Kanalnews.co, JAKARTA– Menpora RI Dito Ariotedjo kembali mengungkapkan kendala-kendala yang ada di Jakarta International Stadium (JIS). Meski ia mengakui secara infrastruktur, JIS sudah seperti stadion di Eropa
Wacana merenovasi JIS mencuat setelah Indonesia dipastikan menjadi tuan rumah Piala Dunia U-17 2023. JIS menjadi opsi karena Stadion Utama Gelora Bung Karno (SUGBK) akan dipakai untuk kongres Coldplay.
Akan tetapi, JIS diketahui memiliki sejumlah kendala. Salah satunya akses parkir sehingga dirasa perlu ditinjau ulang kembali.

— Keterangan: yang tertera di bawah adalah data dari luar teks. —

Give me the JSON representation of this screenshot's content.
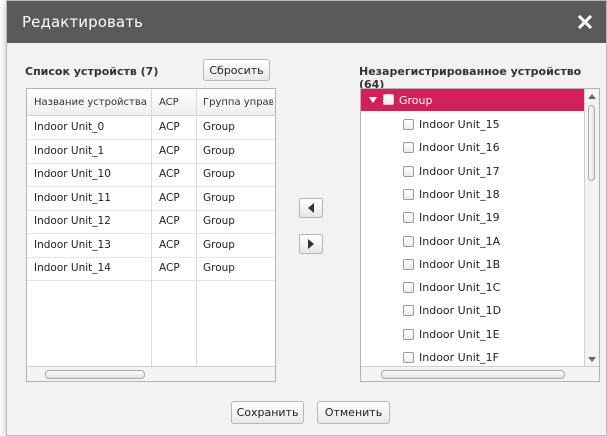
{
  "dialog": {
    "title": "Редактировать",
    "close_icon": "close-icon"
  },
  "left": {
    "title": "Список устройств (7)",
    "reset_label": "Сбросить",
    "columns": [
      "Название устройства",
      "ACP",
      "Группа управ."
    ],
    "rows": [
      [
        "Indoor Unit_0",
        "ACP",
        "Group"
      ],
      [
        "Indoor Unit_1",
        "ACP",
        "Group"
      ],
      [
        "Indoor Unit_10",
        "ACP",
        "Group"
      ],
      [
        "Indoor Unit_11",
        "ACP",
        "Group"
      ],
      [
        "Indoor Unit_12",
        "ACP",
        "Group"
      ],
      [
        "Indoor Unit_13",
        "ACP",
        "Group"
      ],
      [
        "Indoor Unit_14",
        "ACP",
        "Group"
      ]
    ]
  },
  "move": {
    "left_icon": "arrow-left-icon",
    "right_icon": "arrow-right-icon"
  },
  "right": {
    "title": "Незарегистрированное устройство (64)",
    "group_label": "Group",
    "items": [
      "Indoor Unit_15",
      "Indoor Unit_16",
      "Indoor Unit_17",
      "Indoor Unit_18",
      "Indoor Unit_19",
      "Indoor Unit_1A",
      "Indoor Unit_1B",
      "Indoor Unit_1C",
      "Indoor Unit_1D",
      "Indoor Unit_1E",
      "Indoor Unit_1F"
    ]
  },
  "footer": {
    "save_label": "Сохранить",
    "cancel_label": "Отменить"
  },
  "colors": {
    "titlebar": "#5a5a5a",
    "group_highlight": "#d1205a"
  }
}
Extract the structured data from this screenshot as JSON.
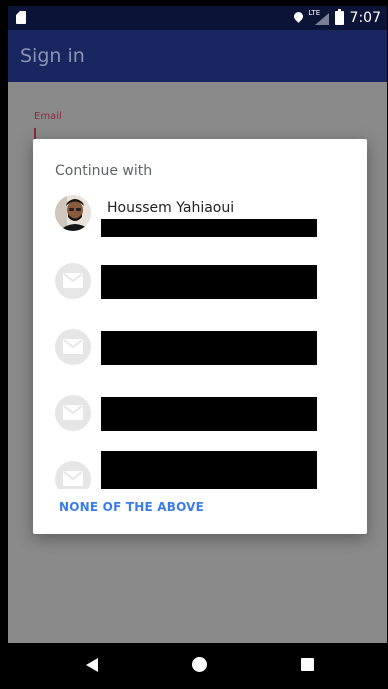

“Jadi terkait di JIS itu, ini kan lagi rame polemiknya jadi banyak pihak yang beda pendapat. Tapi prinsip sebenarnya terkait stadion tidak hanya JIS, ada 22 stadion Indonesia ini yang akan kita fokuskan kita lihat dari akses mana saja, mana perlu diperbaiki, renovasi, dan disempurnakan kita bisa melihat,” kata Dito dalam konferensi pers LPS Monas Half Marathon, Istora Senayan, Jakarta, Minggu (2/6/2023).
Renovasi tersebut, lanjut Dito tak hanya untuk memprioritaskan cabor sepakbola. Tetapi nantinya bisa dipakai untuk cabor lain.
“Stadion ini kan multifunction, tidak hanya bola bisa juga atletik di situ. Jadi kita ingin, 22 stadion di seluruh Indonesia ini ke depannya kita pastikan semua itu ini optimalisasi secara teknis dan juga secara spesifikasi, harus kita pastikan harus memenuhi segala standar dibutuhkan,” katanya.
Secara kasat mata, Dito mengakui JIS bak stadion di Eropa. Tetapi di dalamnya masih ada catatan.
“Terkait dengan JIS itu memang ada, JIS kita akui adalah stadion yang sangat baik kita kalau masuk stadion saja itu serasa feel-nya udah seperti kayak di Eropa. Tapi memang, kita harus berani mengakui ada beberapa catatan perbaiki dan kita sempurnakan dalam rangka event internasional,” ujar Dito.
“Ini memastikan tidak ada kendala-kendala contohnya akses parkir. Akses parkir itu bukan parkir yang untuk tamu sebenernya. Jadi sebenarnya akses parkir untuk pemain itu ada kendala sedikit untuk bus tidak bisa masuk,” katanya.
Dito menyebut JIS dari awal dibangun dengan konsep ramah pejalan kaki. Untuk itu, aspek transportasi menjadi perhatian ketika ada event besar.
“Parkir untuk tamu dan kendaraan memang konsep JIS mengedepankan transportasi umum. Jadi memang itu sementara sambil mendorong agar stasiun dan KRL selesai, mungkin bisa dialokasikan nanti, jika ada acara besar di sana memakai bis atau bus atau parkir di seberangnya,” katanya.